Moyamoya disease causes narrowing of the lumens of the internal carotid and middle cerebral arteries, and it is distinguished from arteriosclerosis by arterial shrinkage [9-11]. In Japan, where Moyamoya disease is more common, the diagnostic criteria for MRI include arterial vessel shrinkage on heavy T2WI [12]. GPT did not seem to have learned this diagnostic criterion even in Japanese.
GPT-4 suggested an ADC map for cerebral infarction in Japanese. The ADC map is generated alongside DWI, so it requires no additional sequence.
GPT-4’s suggested “3D CISS or 3D FIESTA” and “3D T2WI” for three protocols. The sequence actually used at our institute is spin-echo-based DRIVE (Philips Healthcare, Best, The Netherlands), which has the advantage of having fewer susceptibility artifacts compared with gradient-echo-based sequences such as CISS (Siemens Healthcare, Erlangen, Germany) or FIESTA (Philips) [13]. Since all these sequences are heavily T2-weighted 3D MR cisternography, they were scored as correct suggestions.

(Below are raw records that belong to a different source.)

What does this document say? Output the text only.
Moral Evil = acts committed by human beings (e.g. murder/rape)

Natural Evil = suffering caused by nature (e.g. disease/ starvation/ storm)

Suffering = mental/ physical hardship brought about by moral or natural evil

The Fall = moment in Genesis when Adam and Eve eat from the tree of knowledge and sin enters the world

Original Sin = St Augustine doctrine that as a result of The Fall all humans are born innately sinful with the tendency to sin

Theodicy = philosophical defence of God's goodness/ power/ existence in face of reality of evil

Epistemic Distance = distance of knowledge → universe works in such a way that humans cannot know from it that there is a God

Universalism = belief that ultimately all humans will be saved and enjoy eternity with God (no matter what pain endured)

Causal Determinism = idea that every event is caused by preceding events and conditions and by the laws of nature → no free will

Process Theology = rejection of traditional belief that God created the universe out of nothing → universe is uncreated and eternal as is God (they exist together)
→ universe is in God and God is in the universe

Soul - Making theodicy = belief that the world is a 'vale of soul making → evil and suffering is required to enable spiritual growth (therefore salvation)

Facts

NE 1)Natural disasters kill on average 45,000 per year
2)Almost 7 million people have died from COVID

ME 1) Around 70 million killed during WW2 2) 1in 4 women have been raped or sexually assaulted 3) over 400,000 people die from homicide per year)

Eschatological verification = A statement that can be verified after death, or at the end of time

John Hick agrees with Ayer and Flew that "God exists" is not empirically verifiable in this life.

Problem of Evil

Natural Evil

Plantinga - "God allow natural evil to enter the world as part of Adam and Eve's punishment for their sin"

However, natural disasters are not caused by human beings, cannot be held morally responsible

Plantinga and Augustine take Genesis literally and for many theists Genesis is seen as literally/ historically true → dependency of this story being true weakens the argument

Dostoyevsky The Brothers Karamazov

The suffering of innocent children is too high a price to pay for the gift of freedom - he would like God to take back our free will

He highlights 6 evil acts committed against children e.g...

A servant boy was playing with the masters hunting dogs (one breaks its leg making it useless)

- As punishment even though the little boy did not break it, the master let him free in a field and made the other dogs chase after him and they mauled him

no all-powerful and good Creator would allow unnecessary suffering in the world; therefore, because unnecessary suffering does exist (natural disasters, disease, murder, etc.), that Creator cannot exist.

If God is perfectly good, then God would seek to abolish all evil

The sequences used in our institution were used as the gold standard for scoring. The training data of LLMs vary by language, causing their outputs to be language-dependent [14]. This approach offers utility tailored to specific regions and domains but introduces biases that hinder uniformity. Our results showed that the suggestions in English differed from those in Japanese for seven protocols. GPT-4 suggested SWI for six protocols in English, and T2*WI for two protocols along with SWI for two protocols in Japanese. Our actual protocol did not include SWI but included T2*WI for three protocols, which ameliorated the score in Japanese. SWI is superior to T2*WI in sensitivity to hemorrhage [15-17]. However, in our country, T2*WI is often preferred over SWI because the depiction of normal vessels in SWI can sometimes obscure hemorrhage site detection. In practice, neuroradiologists often make more complex decisions by reviewing images obtained during examinations and by referring to clinical information. The correct protocol may vary by region, facility, individual physician or radiologist, and patient, making it challenging for an LLM to provide a universally correct answer. Although this study focused solely on GPT, it is anticipated that other LLMs using the same Transformer algorithm will exhibit similar behaviors.

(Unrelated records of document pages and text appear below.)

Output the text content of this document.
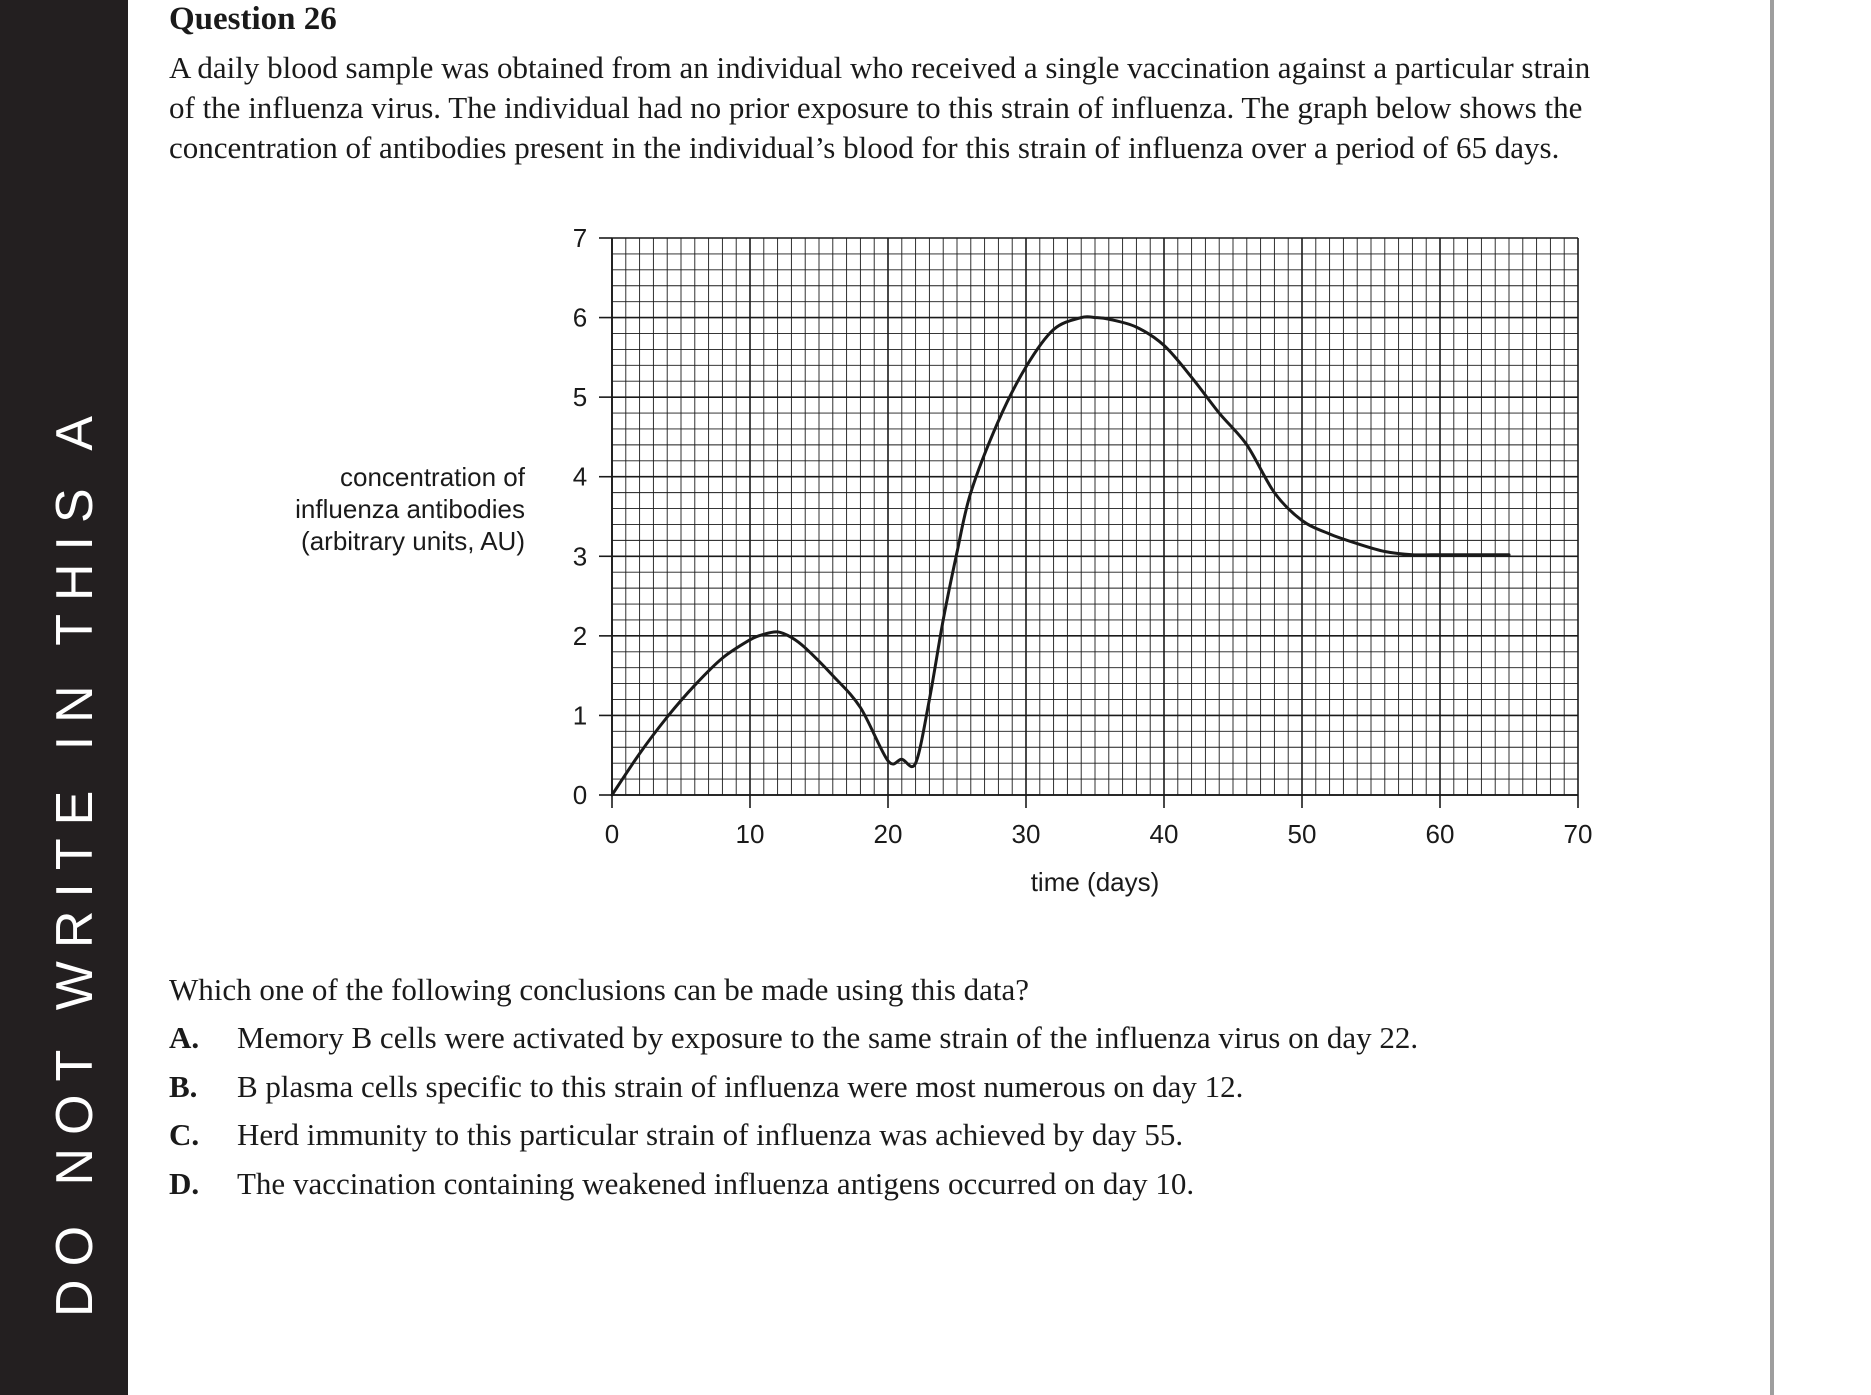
DO NOT WRITE IN THIS A
Question 26

A daily blood sample was obtained from an individual who received a single vaccination against a particular strain
of the influenza virus. The individual had no prior exposure to this strain of influenza. The graph below shows the
concentration of antibodies present in the individual’s blood for this strain of influenza over a period of 65 days.

concentration of
influenza antibodies
(arbitrary units, AU)
0	10	20	30	40	50	60	70
0
1
2
3
4
5
6
7
time (days)

Which one of the following conclusions can be made using this data?

A. Memory B cells were activated by exposure to the same strain of the influenza virus on day 22.
B. B plasma cells specific to this strain of influenza were most numerous on day 12.
C. Herd immunity to this particular strain of influenza was achieved by day 55.
D. The vaccination containing weakened influenza antigens occurred on day 10.
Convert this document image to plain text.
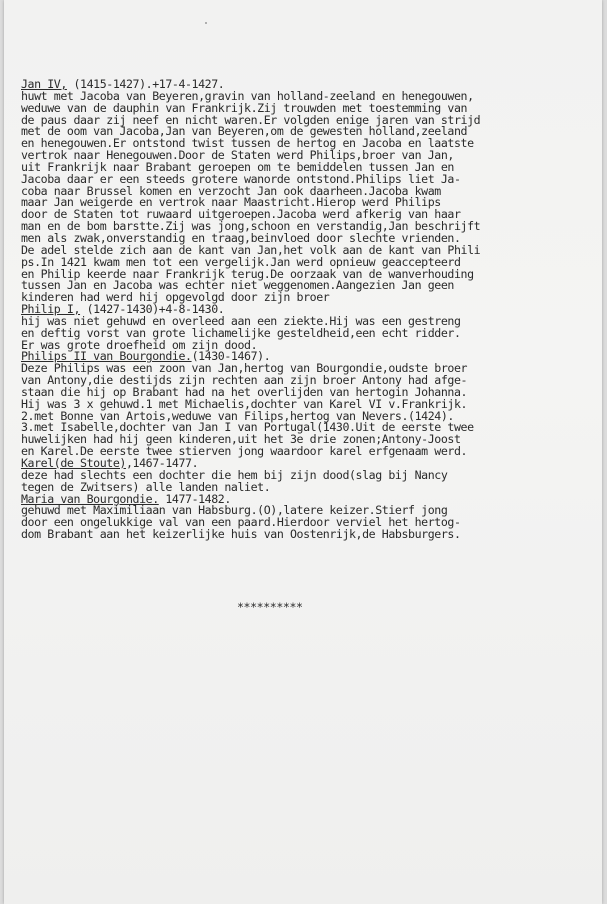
Jan IV, (1415-1427).+17-4-1427.
huwt met Jacoba van Beyeren,gravin van holland-zeeland en henegouwen,
weduwe van de dauphin van Frankrijk.Zij trouwden met toestemming van
de paus daar zij neef en nicht waren.Er volgden enige jaren van strijd
met de oom van Jacoba,Jan van Beyeren,om de gewesten holland,zeeland
en henegouwen.Er ontstond twist tussen de hertog en Jacoba en laatste
vertrok naar Henegouwen.Door de Staten werd Philips,broer van Jan,
uit Frankrijk naar Brabant geroepen om te bemiddelen tussen Jan en
Jacoba daar er een steeds grotere wanorde ontstond.Philips liet Ja-
coba naar Brussel komen en verzocht Jan ook daarheen.Jacoba kwam
maar Jan weigerde en vertrok naar Maastricht.Hierop werd Philips
door de Staten tot ruwaard uitgeroepen.Jacoba werd afkerig van haar
man en de bom barstte.Zij was jong,schoon en verstandig,Jan beschrijft
men als zwak,onverstandig en traag,beinvloed door slechte vrienden.
De adel stelde zich aan de kant van Jan,het volk aan de kant van Phili
ps.In 1421 kwam men tot een vergelijk.Jan werd opnieuw geaccepteerd
en Philip keerde naar Frankrijk terug.De oorzaak van de wanverhouding
tussen Jan en Jacoba was echter niet weggenomen.Aangezien Jan geen
kinderen had werd hij opgevolgd door zijn broer
Philip I, (1427-1430)+4-8-1430.
hij was niet gehuwd en overleed aan een ziekte.Hij was een gestreng
en deftig vorst van grote lichamelijke gesteldheid,een echt ridder.
Er was grote droefheid om zijn dood.
Philips II van Bourgondie.(1430-1467).
Deze Philips was een zoon van Jan,hertog van Bourgondie,oudste broer
van Antony,die destijds zijn rechten aan zijn broer Antony had afge-
staan die hij op Brabant had na het overlijden van hertogin Johanna.
Hij was 3 x gehuwd.1 met Michaelis,dochter van Karel VI v.Frankrijk.
2.met Bonne van Artois,weduwe van Filips,hertog van Nevers.(1424).
3.met Isabelle,dochter van Jan I van Portugal(1430.Uit de eerste twee
huwelijken had hij geen kinderen,uit het 3e drie zonen;Antony-Joost
en Karel.De eerste twee stierven jong waardoor karel erfgenaam werd.
Karel(de Stoute),1467-1477.
deze had slechts een dochter die hem bij zijn dood(slag bij Nancy
tegen de Zwitsers) alle landen naliet.
Maria van Bourgondie. 1477-1482.
gehuwd met Maximiliaan van Habsburg.(O),latere keizer.Stierf jong
door een ongelukkige val van een paard.Hierdoor verviel het hertog-
dom Brabant aan het keizerlijke huis van Oostenrijk,de Habsburgers.
**********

This experiment has some limitations. It only targeted head protocols, excluding brain tumors, and was limited to diseases that are commonly encountered at our hospital. The number of protocols tested was small, limiting the statistical validation. Restricting the model to suggest only one additional sequence and excluding the use of contrast agents are also limitations. We do not place significant emphasis on these issues because the purpose of this study is to explore the intrinsic behavior of LLMs and their potential role within the radiologist’s workflow.
Currently, LLM use for clinical decision-making is restricted by both regulatory and ethical guidelines. Please note that this report is based on a preliminary experiment and is not intended for clinical application. Further research on the radiological application of LLMs is needed.
Conclusion
GPT-4 can suggest almost proper MRI sequences for each disease in addition to the standard brain MRI protocol. GPT-4’s output is language-dependent and suggests brain MRI protocols tailored to specific regions and domains.
Statements and Declarations
Ethical considerations
This article does not contain any studies with human or animal participants, therefore ethics approval was not required.
Declaration of conflicting interests
The Authors declare that there is no conflict of interest.
Funding
The author received no financial support for the research, authorship, and/or publication of this article.
Data availability
For complete results, including those in Japanese, please contact the corresponding author.
Acknowledgments
None.
Footnotes
We have made revisions to clarify the focus of the discussion and differentiate it from other papers. The data and results remain unchanged.